Quelques années avant la mise au point et le développement du concept d’intersectionnalité[5] par les chercheuses et activistes noires américaines, la critique du féminisme matérialiste porte donc simultanément son analyse sur les inégalités sociales (donc les rapports sociaux de classe) et sur les inégalités liées au genre (compris ici comme des rapports sociaux de sexe). Elle tente de comprendre comment concrètement ces deux types de rapports de domination (capitalistes-ouvriers / hommes-femmes) se rencontrent, se complètent, s’imbriquent.
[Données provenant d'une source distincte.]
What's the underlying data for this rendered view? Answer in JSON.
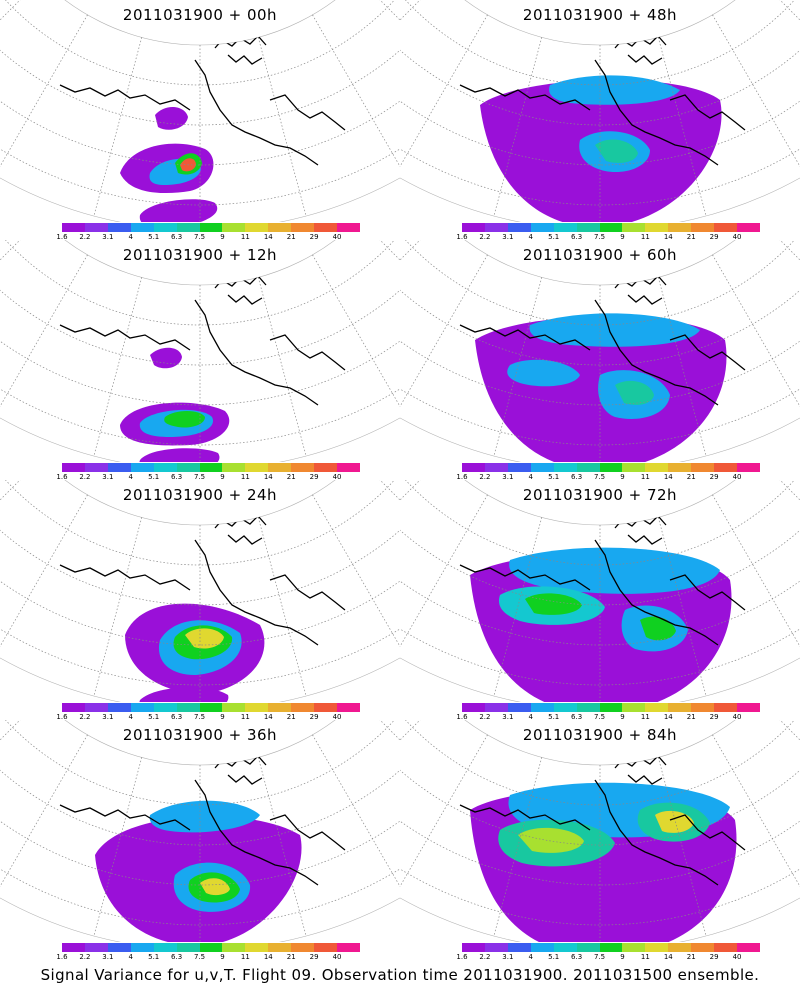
{
  "colorbar": {
    "colors": [
      "#9a10d8",
      "#8a30e8",
      "#3a5cf0",
      "#18a8f0",
      "#14c8d0",
      "#18c8a0",
      "#10d020",
      "#a8e030",
      "#e0d830",
      "#e8b030",
      "#f08830",
      "#f05838",
      "#f01890"
    ],
    "labels": [
      "1.6",
      "2.2",
      "3.1",
      "4",
      "5.1",
      "6.3",
      "7.5",
      "9",
      "11",
      "14",
      "21",
      "29",
      "40"
    ]
  },
  "panels": [
    {
      "title": "2011031900 + 00h",
      "intensity": 0
    },
    {
      "title": "2011031900 + 48h",
      "intensity": 4
    },
    {
      "title": "2011031900 + 12h",
      "intensity": 1
    },
    {
      "title": "2011031900 + 60h",
      "intensity": 5
    },
    {
      "title": "2011031900 + 24h",
      "intensity": 2
    },
    {
      "title": "2011031900 + 72h",
      "intensity": 6
    },
    {
      "title": "2011031900 + 36h",
      "intensity": 3
    },
    {
      "title": "2011031900 + 84h",
      "intensity": 7
    }
  ],
  "footer": "Signal Variance for u,v,T. Flight 09. Observation time 2011031900. 2011031500 ensemble."
}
Ce que les féministes matérialistes soulignent (ou rappellent) c’est que :
- la maison est un lieu de travail tout comme l’usine ou les champs. Or, la première division sexuelle du travail que construisent les sociétés humaines est celle qui sépare et hiérarchise l’activité publique et l’activité domestique : « travail » d’un côté et hors-« travail » de l’autre, rémunération et reconnaissance sociale d’un côté et travail gratuit et « naturel » donc invisible de l’autre.
Il faut noter que si Christine Delphy en propose une théorisation novatrice et stimulante, elle n’est pas pour autant la première à aborder ces questions qui ont été formulées et parfois travaillées très concrètement bien plus tôt. Ainsi, au 19è siècle la lutte pour l’indépendance économique des femmes et la socialisation, donc le partage, du travail domestique a été portée par des femmes américaines telle que Melusina Peirce. Tandis qu’à partir des années 30, aux USA toujours, des femmes noires contraintes à travailler en dehors de leur foyer en tant que domestiques, dénonçaient déjà les « doubles journées » des femmes et bataillaient pour que le travail (de) domestique soit reconnu et (mieux) rémunéré[6].
- le travail réalisé à la maison -essentiellement par les femmes encore aujourd’hui, nous y reviendrons[7]- est une production au même titre que la production capitaliste (qui vise, elle, à transformer de la matière ou des compétences en biens ou en services échangeables sur le marché et générateurs de profits). C’est la notion de production domestique (qui est au cœur de la théorie de Christine Delphy[8]).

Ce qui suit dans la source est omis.